North Vancouver’s Cole Keffer has remained cool under pressure while playing many sports at an elite level, but he readily admits he was rattled by a new opponent Sunday night.
“I was freaking out,” he says. “I didn’t know what to do with myself – pacing around the clubhouse, talking to everyone. I couldn’t stand still, couldn’t sit still. I was nervous. Nervous, to say the least.”
So what was it that rattled this multi-sport star who has won provincial titles in soccer, national titles in rugby, even a world title in ultimate Frisbee? It was, of course, a pair of scissors and an electric razor.
On Sunday night Keffer chopped off some of the most famous locks on the North Shore sports scene, finally losing the golden curls that made him stand out on any field of play almost as much as his dazzling athletic prowess.
It was for a good cause – he raised more than $10,000 for charity – but that doesn’t mean it was easy.
“I’ve never had short hair before,” he says, adding that right from birth his parents loved his curly blond hair and mostly left it alone. “They never wanted to cut it. Then I liked it, so it just became sort of a thing – I was going to have long hair.”
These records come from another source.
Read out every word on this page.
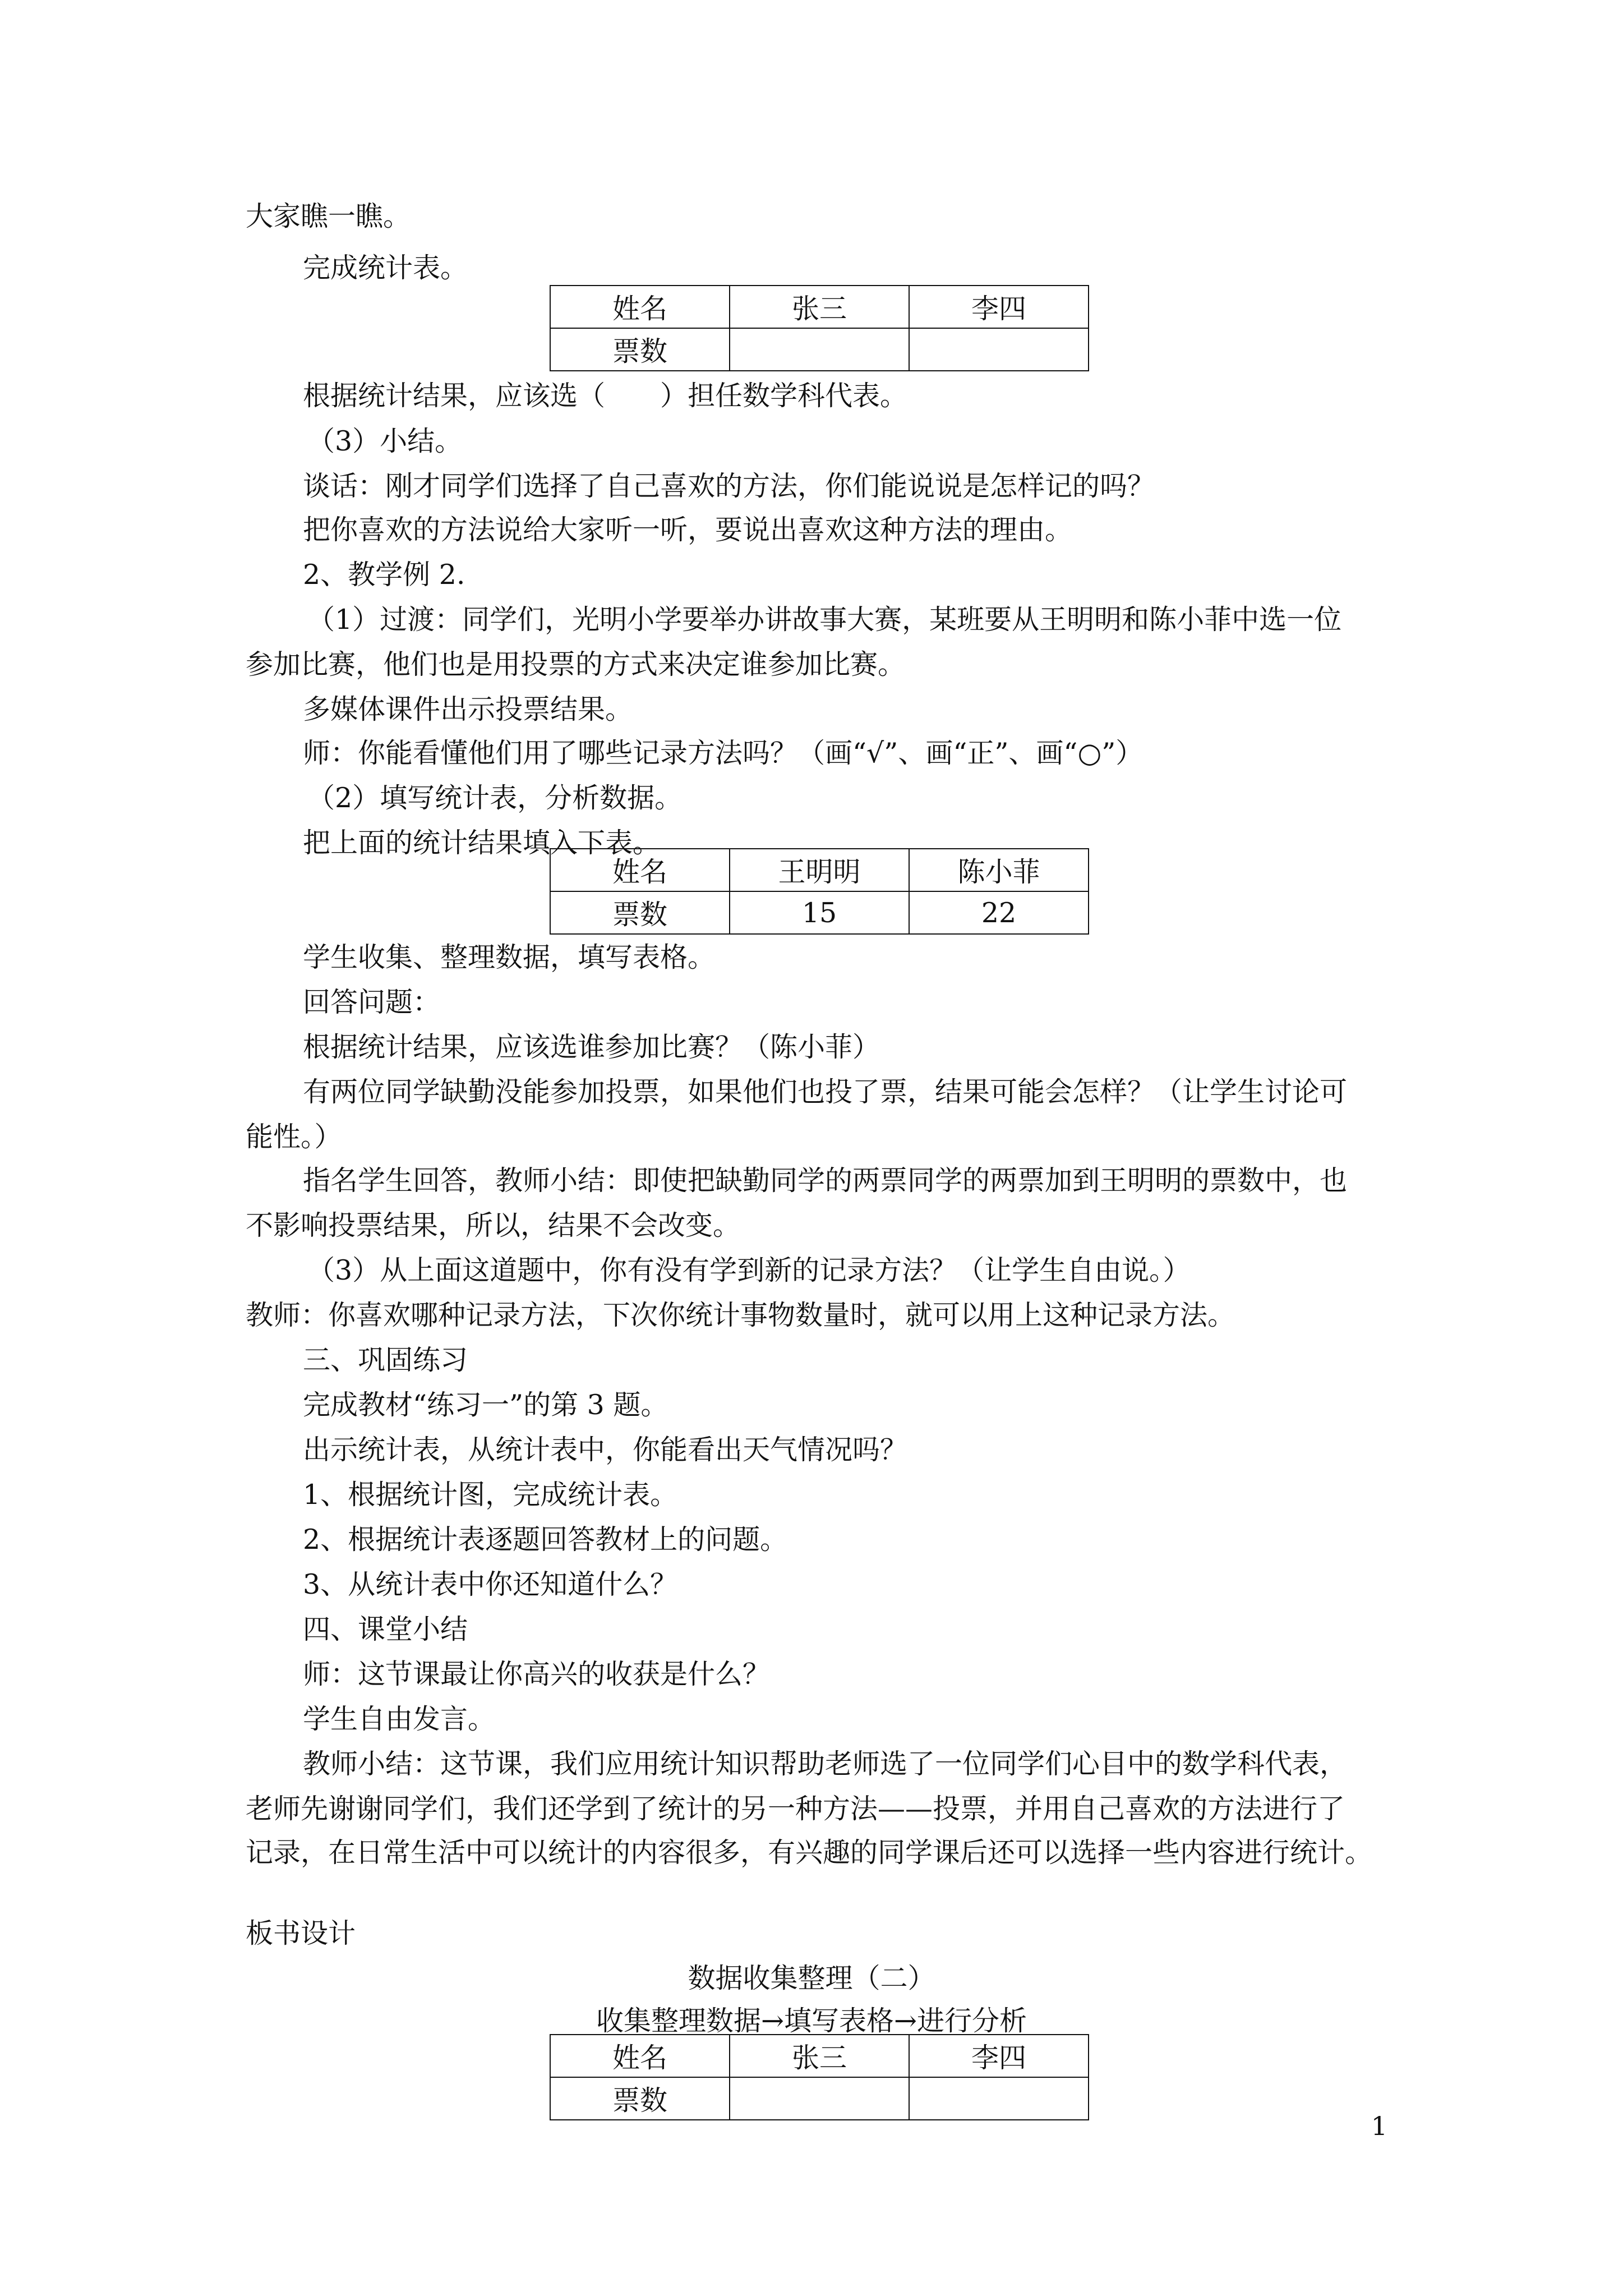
大家瞧一瞧。
完成统计表。
姓名	张三	李四
票数		
根据统计结果，应该选（　　）担任数学科代表。
（3）小结。
谈话：刚才同学们选择了自己喜欢的方法，你们能说说是怎样记的吗？
把你喜欢的方法说给大家听一听，要说出喜欢这种方法的理由。
2、教学例 2.
（1）过渡：同学们，光明小学要举办讲故事大赛，某班要从王明明和陈小菲中选一位
参加比赛，他们也是用投票的方式来决定谁参加比赛。
多媒体课件出示投票结果。
师：你能看懂他们用了哪些记录方法吗？（画“√”、画“正”、画“○”）
（2）填写统计表，分析数据。
把上面的统计结果填入下表。
姓名	王明明	陈小菲
票数	15	22
学生收集、整理数据，填写表格。
回答问题：
根据统计结果，应该选谁参加比赛？（陈小菲）
有两位同学缺勤没能参加投票，如果他们也投了票，结果可能会怎样？（让学生讨论可
能性。）
指名学生回答，教师小结：即使把缺勤同学的两票同学的两票加到王明明的票数中，也
不影响投票结果，所以，结果不会改变。
（3）从上面这道题中，你有没有学到新的记录方法？（让学生自由说。）
教师：你喜欢哪种记录方法，下次你统计事物数量时，就可以用上这种记录方法。
三、巩固练习
完成教材“练习一”的第 3 题。
出示统计表，从统计表中，你能看出天气情况吗？
1、根据统计图，完成统计表。
2、根据统计表逐题回答教材上的问题。
3、从统计表中你还知道什么？
四、课堂小结
师：这节课最让你高兴的收获是什么？
学生自由发言。
教师小结：这节课，我们应用统计知识帮助老师选了一位同学们心目中的数学科代表，
老师先谢谢同学们，我们还学到了统计的另一种方法——投票，并用自己喜欢的方法进行了
记录，在日常生活中可以统计的内容很多，有兴趣的同学课后还可以选择一些内容进行统计。
板书设计
数据收集整理（二）
收集整理数据→填写表格→进行分析
姓名	张三	李四
票数		
1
As Keffer entered the sports world it became clear that kid with the curls could really play, no matter what the game. At Sutherland secondary he led the soccer team to a provincial title, played point guard for the basketball team and powered their dominant ultimate program. His biggest passion is rugby, a sport that he has played nationally and internationally, most recently teaming with fellow North Shore standouts Elias Ergas, Connor Weyell, and Nick Allen to help the UBC Thunderbirds win the National University Sevens Championship for the first time in team history earlier this month.
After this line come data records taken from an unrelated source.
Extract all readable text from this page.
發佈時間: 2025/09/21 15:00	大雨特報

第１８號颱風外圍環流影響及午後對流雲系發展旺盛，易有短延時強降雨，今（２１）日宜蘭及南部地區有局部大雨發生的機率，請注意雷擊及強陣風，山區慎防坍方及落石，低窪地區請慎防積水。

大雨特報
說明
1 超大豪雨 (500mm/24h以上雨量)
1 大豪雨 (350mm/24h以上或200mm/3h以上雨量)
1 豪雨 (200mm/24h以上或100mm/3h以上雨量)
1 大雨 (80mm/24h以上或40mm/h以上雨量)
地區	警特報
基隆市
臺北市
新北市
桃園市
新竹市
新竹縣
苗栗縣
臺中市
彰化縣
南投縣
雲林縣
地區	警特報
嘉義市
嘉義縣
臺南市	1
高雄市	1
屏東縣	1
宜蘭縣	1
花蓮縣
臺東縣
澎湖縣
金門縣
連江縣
Whatever field he was playing on, the man that friends affectionately called ‘Goldilocks’ was always easy to spot.
“It helps to stand out from a crowd a little bit,” Keffer says about the power he drew from his hair. “I think it was my abilities in sport that got me picked for teams and stuff, but it helps to be noticed in tryouts, to be noticed in a crowd almost immediately for your hair. Then what you do after you get noticed – well that’s up to you. But you still need to get noticed. And if you get noticed quickly, it’s probably more beneficial than not.”
In recent months, however, the thought of chopping off the locks for charity crept into Keffer’s mind. He tried to shake it off but the thought kept coming back. The plan was crystallized when a young woman who also went to Sutherland secondary died of cancer earlier this year. Keffer says he didn’t know Chloe Kurney well, but her story inspired him to act.
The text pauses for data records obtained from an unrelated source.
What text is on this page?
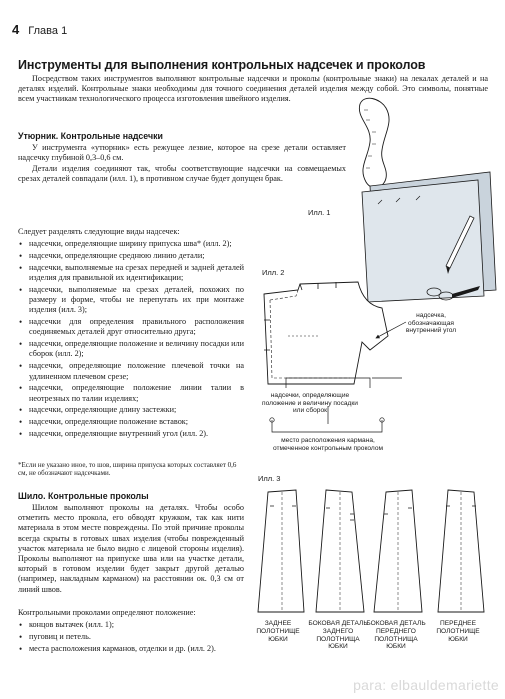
4 Глава 1
Инструменты для выполнения контрольных надсечек и проколов
Посредством таких инструментов выполняют контрольные надсечки и проколы (контрольные знаки) на лекалах деталей и на деталях изделий. Контрольные знаки необходимы для точного соединения деталей изделия между собой. Это символы, понятные всем участникам технологического процесса изготовления швейного изделия.
Утюрник. Контрольные надсечки
У инструмента «утюрник» есть режущее лезвие, которое на срезе детали оставляет надсечку глубиной 0,3–0,6 см.
Детали изделия соединяют так, чтобы соответствующие надсечки на совмещаемых срезах деталей совпадали (илл. 1), в противном случае будет допущен брак.
Следует разделять следующие виды надсечек:
• надсечки, определяющие ширину припуска шва* (илл. 2);
• надсечки, определяющие среднюю линию детали;
• надсечки, выполняемые на срезах передней и задней деталей изделия для правильной их идентификации;
• надсечки, выполняемые на срезах деталей, похожих по размеру и форме, чтобы не перепутать их при монтаже изделия (илл. 3);
• надсечки для определения правильного расположения соединяемых деталей друг относительно друга;
• надсечки, определяющие положение и величину посадки или сборок (илл. 2);
• надсечки, определяющие положение плечевой точки на удлиненном плечевом срезе;
• надсечки, определяющие положение линии талии в неотрезных по талии изделиях;
• надсечки, определяющие длину застежки;
• надсечки, определяющие положение вставок;
• надсечки, определяющие внутренний угол (илл. 2).
*Если не указано иное, то шов, ширина припуска которых составляет 0,6 см, не обозначают надсечками.
Шило. Контрольные проколы
Шилом выполняют проколы на деталях. Чтобы особо отметить место прокола, его обводят кружком, так как нити материала в этом месте повреждены. По этой причине проколы всегда скрыты в готовых швах изделия (чтобы поврежденный участок материала не было видно с лицевой стороны изделия). Проколы выполняют на припуске шва или на участке детали, который в готовом изделии будет закрыт другой деталью (например, накладным карманом) на расстоянии ок. 0,3 см от линий швов.
Контрольными проколами определяют положение:
• концов вытачек (илл. 1);
• пуговиц и петель.
• места расположения карманов, отделки и др. (илл. 2).
Илл. 1
Илл. 2
надсечка, обозначающая внутренний угол
надсечки, определяющие положение и величину посадки или сборок
место расположения кармана, отмеченное контрольным проколом
Илл. 3
ЗАДНЕЕ ПОЛОТНИЩЕ ЮБКИ
БОКОВАЯ ДЕТАЛЬ ЗАДНЕГО ПОЛОТНИЩА ЮБКИ
БОКОВАЯ ДЕТАЛЬ ПЕРЕДНЕГО ПОЛОТНИЩА ЮБКИ
ПЕРЕДНЕЕ ПОЛОТНИЩЕ ЮБКИ
para: elbauldemariette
“That was kind of the trigger,” he says. “It was like, OK, I have the ability to do something, I think I have the connections to make something good happen and raise a lot of money. I need to do this.”
On Sunday night in front of a packed house at UBC’s Gerald McGavin Rugby Centre, Keffer’s mother and grandmother each took a small curl before his sister stepped up to make the biggest chop. Three long ponytails came off, all being donated to Wigs for Kids BC.
“It didn’t feel real until my sister cut off the first big ponytail for donation,” says Keffer. “When I touched my head I knew this was real, there was no going back. I have short hair now.”
The visual results have left Keffer feeling a bit stunned. “It gives me a little shock every time I walk past a mirror or catch my reflection in the glass.”
Much more stunning, however, has been the response from the community, says Keffer, who chose the Childhood Cancer Canada Foundation as his charity.
“Originally when I set my goal at $10,000 I was kind of just shooting for the stars,” he says. “People have known me for my long hair for so long, hopefully that would get people to donate.”
As of Tuesday he’d raised more than $10,600.
“I’m shocked,” he says. It seems he wasn’t the only one who valued those beautiful curls.